2. Descrever o desafio de edificação dessa comunidade: por um lado, ela tem a enorme demanda de cuidar de toda essa gente; por outro lado, ela tem poucos colaboradores e poucas colaboradoras para assumir esse cuidado.
3. Descrever o cenário religioso brasileiro em que não há escassez de gente para trabalhar nas igrejas: a cada dia surgem novas igrejas e novos pastores e, em alguns casos, constroem-se verdadeiros impérios, pertencentes a alguns “apóstolos”.
4. Descrever o ministério de Jesus: percorria as cidades e povoados, ensinando nas sinagogas, pregando o evangelho do reino e curando toda sorte de doenças e enfermidades. Vendo ele as multidões, compadeceu-se delas.
5. Descrever como Mateus compreendia o envio: as pessoas que aceitam o envio para trabalhar na comunidade devem se inspirar no modo de atuação de Jesus, que, ao olhar para as pessoas que sofriam, compadeceu-se delas. No cenário religioso brasileiro há escassez de pessoas com esse olhar observador e crítico de Jesus.
6. Descrever como a IECLB procura ser “Igreja de Jesus Cristo no País”: historicamente, ela exercita um olhar mais aguçado para a realidade presente; faz
perguntas, procura perceber o que se esconde atrás do sofrimento das pessoas, analisa os sistemas geradores de sofrimento. Esse olhar desencadeia atitudes (comportamentos) de compaixão com as pessoas que sofrem e se torna o irrenunciável compromisso com ações diaconais. Essas não são intervenções ingênuas, mas transformadoras, porque o evangelho do reino de Deus é transformador e porque a comunidade local é o lugar onde a obra de Jesus tem continuidade.

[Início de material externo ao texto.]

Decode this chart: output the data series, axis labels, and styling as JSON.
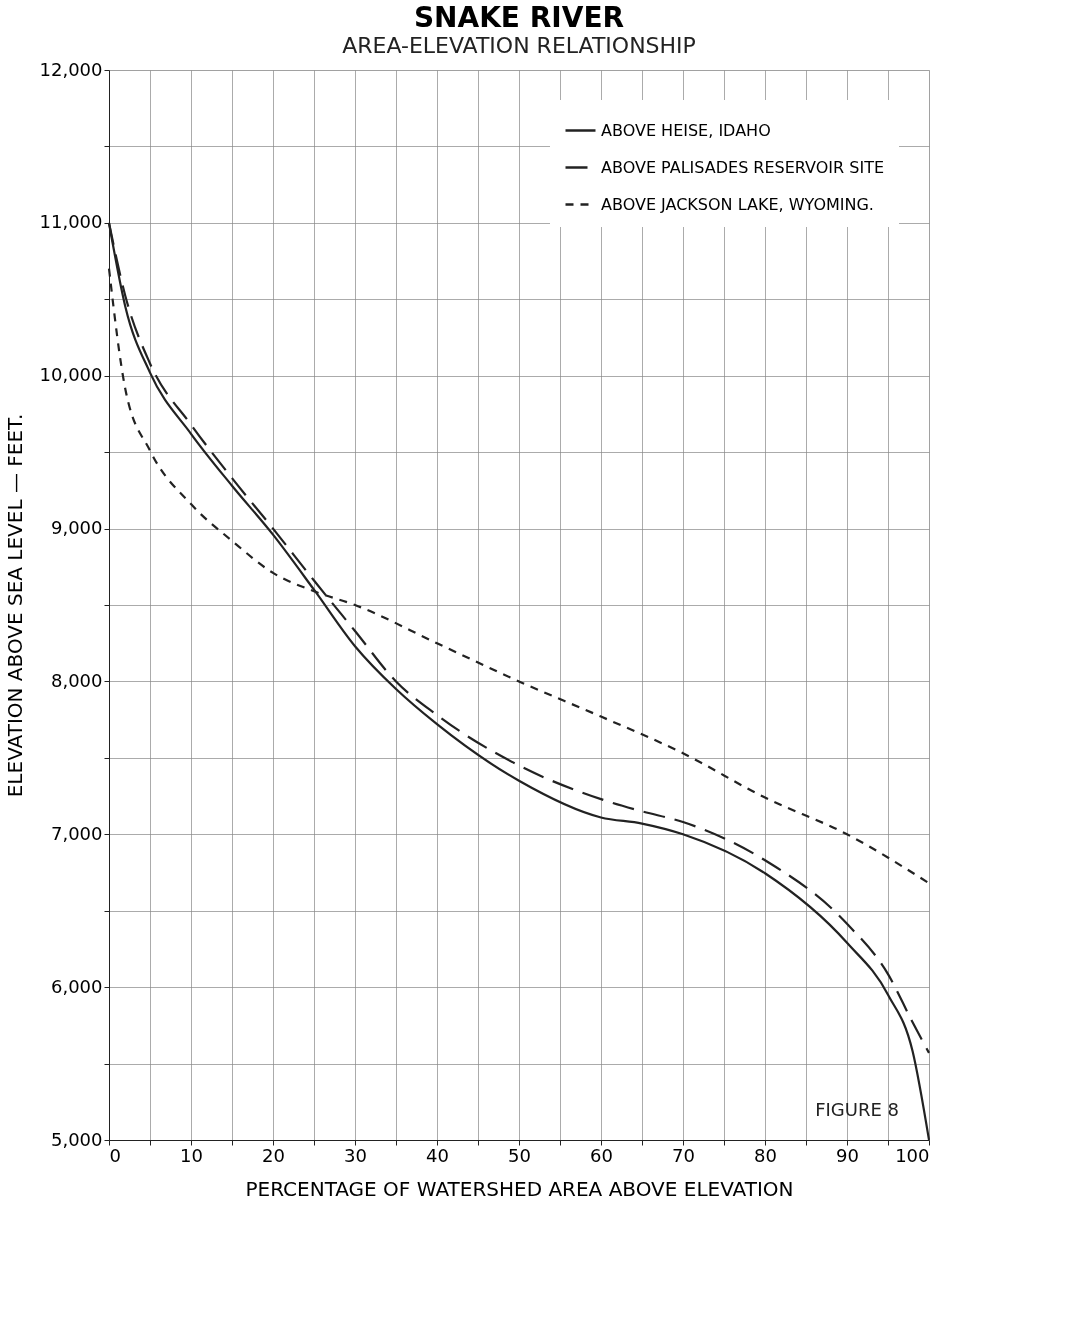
{
  "chart_data": {
    "type": "line",
    "title": "SNAKE RIVER",
    "subtitle": "AREA-ELEVATION RELATIONSHIP",
    "xlabel": "PERCENTAGE OF WATERSHED AREA ABOVE ELEVATION",
    "ylabel": "ELEVATION ABOVE SEA LEVEL — FEET.",
    "x": [
      0,
      2,
      5,
      10,
      15,
      20,
      25,
      30,
      35,
      40,
      50,
      60,
      65,
      70,
      80,
      90,
      95,
      98,
      100
    ],
    "series": [
      {
        "name": "ABOVE HEISE, IDAHO",
        "color": "#222222",
        "line_style": "solid",
        "values": [
          11000,
          10450,
          10020,
          9620,
          9280,
          8960,
          8600,
          8230,
          7950,
          7720,
          7350,
          7110,
          7070,
          7000,
          6745,
          6290,
          5950,
          5580,
          5000
        ]
      },
      {
        "name": "ABOVE PALISADES RESERVOIR SITE",
        "color": "#222222",
        "line_style": "dashed",
        "values": [
          11000,
          10520,
          10080,
          9680,
          9330,
          9000,
          8660,
          8330,
          8000,
          7780,
          7450,
          7230,
          7150,
          7080,
          6830,
          6415,
          6085,
          5770,
          5570
        ]
      },
      {
        "name": "ABOVE JACKSON LAKE, WYOMING.",
        "color": "#222222",
        "line_style": "dotted",
        "x": [
          0,
          2,
          5,
          10,
          15,
          20,
          25,
          30,
          40,
          50,
          60,
          70,
          80,
          90,
          100
        ],
        "values": [
          10700,
          9910,
          9510,
          9160,
          8920,
          8710,
          8590,
          8500,
          8250,
          8000,
          7770,
          7530,
          7240,
          7000,
          6680
        ]
      }
    ],
    "xlim": [
      0,
      100
    ],
    "ylim": [
      5000,
      12000
    ],
    "xticks": [
      0,
      {
        "value": 5,
        "label": null
      },
      10,
      {
        "value": 15,
        "label": null
      },
      20,
      {
        "value": 25,
        "label": null
      },
      30,
      {
        "value": 35,
        "label": null
      },
      40,
      {
        "value": 45,
        "label": null
      },
      50,
      {
        "value": 55,
        "label": null
      },
      60,
      {
        "value": 65,
        "label": null
      },
      70,
      {
        "value": 75,
        "label": null
      },
      80,
      {
        "value": 85,
        "label": null
      },
      90,
      {
        "value": 95,
        "label": null
      },
      100
    ],
    "yticks": [
      {
        "value": 5000,
        "label": "5,000"
      },
      {
        "value": 5500,
        "label": null
      },
      {
        "value": 6000,
        "label": "6,000"
      },
      {
        "value": 6500,
        "label": null
      },
      {
        "value": 7000,
        "label": "7,000"
      },
      {
        "value": 7500,
        "label": null
      },
      {
        "value": 8000,
        "label": "8,000"
      },
      {
        "value": 8500,
        "label": null
      },
      {
        "value": 9000,
        "label": "9,000"
      },
      {
        "value": 9500,
        "label": null
      },
      {
        "value": 10000,
        "label": "10,000"
      },
      {
        "value": 10500,
        "label": null
      },
      {
        "value": 11000,
        "label": "11,000"
      },
      {
        "value": 11500,
        "label": null
      },
      {
        "value": 12000,
        "label": "12,000"
      }
    ],
    "grid": true,
    "legend": "top right",
    "marker": "none",
    "annotations": [
      "FIGURE 8"
    ]
  }
}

7. Descrever a importância da comunidade local como espaço em que as pessoas se aproximam, se encontram, conversam, se conhecem, se visitam, se ajudam, formando um corpo comunitário solidário, de pertencimento e comprometimento mútuos; espaço em que os membros cooperam com igual cuidado, em favor uns dos outros. De maneira que, se um membro sofre, todos sofrem com ele; e, se um deles é honrado, com ele todos se regozijam (1Co 12.26).
5. Subsídios litúrgicos
Saudação informal
Saudar a comunidade, destacando sua identidade como comunidade eclesial local, onde acontece a continuidade da obra de Jesus.
Confissão de pecados
Pedir perdão pela tentação de fazermos da comunidade uma posse (a minha igreja, a minha comunidade) e pela tentação da massificação, em detrimento do funcionamento diaconal da comunidade local.
Kyrie
Clamar a Deus pelas dores das pessoas mundo afora, que são vítimas de sistemas geradores de sofrimento.
Oração do dia
Orar pelo fortalecimento da coesão da comunidade local, fortalecimento do sentimento de pertença, de cooperação, de solidariedade, de compaixão.
Intercessão
Interceder pelas pessoas da comunidade local que estão doentes, cansadas, fragilizadas, desamparadas, deprimidas, resignadas, desorientadas, escravizadas por forças dominadoras, moribundas.
Bibliografia
GRUNDMANN, Walter. Das Evangelium nach Matthäus. Theologischer Handkommentar zum Neuen Testament. 6. Aufl. Berlin: Evangelische Verlagsanstalt,
1986.
SCHWEITZER, Eduard. Das Evangelium nach Matthäus. Das Neue Testament Deutsch. Göttingen: Vandenhoeck & Ruprecht, 1976. v. 2, p. 150-154.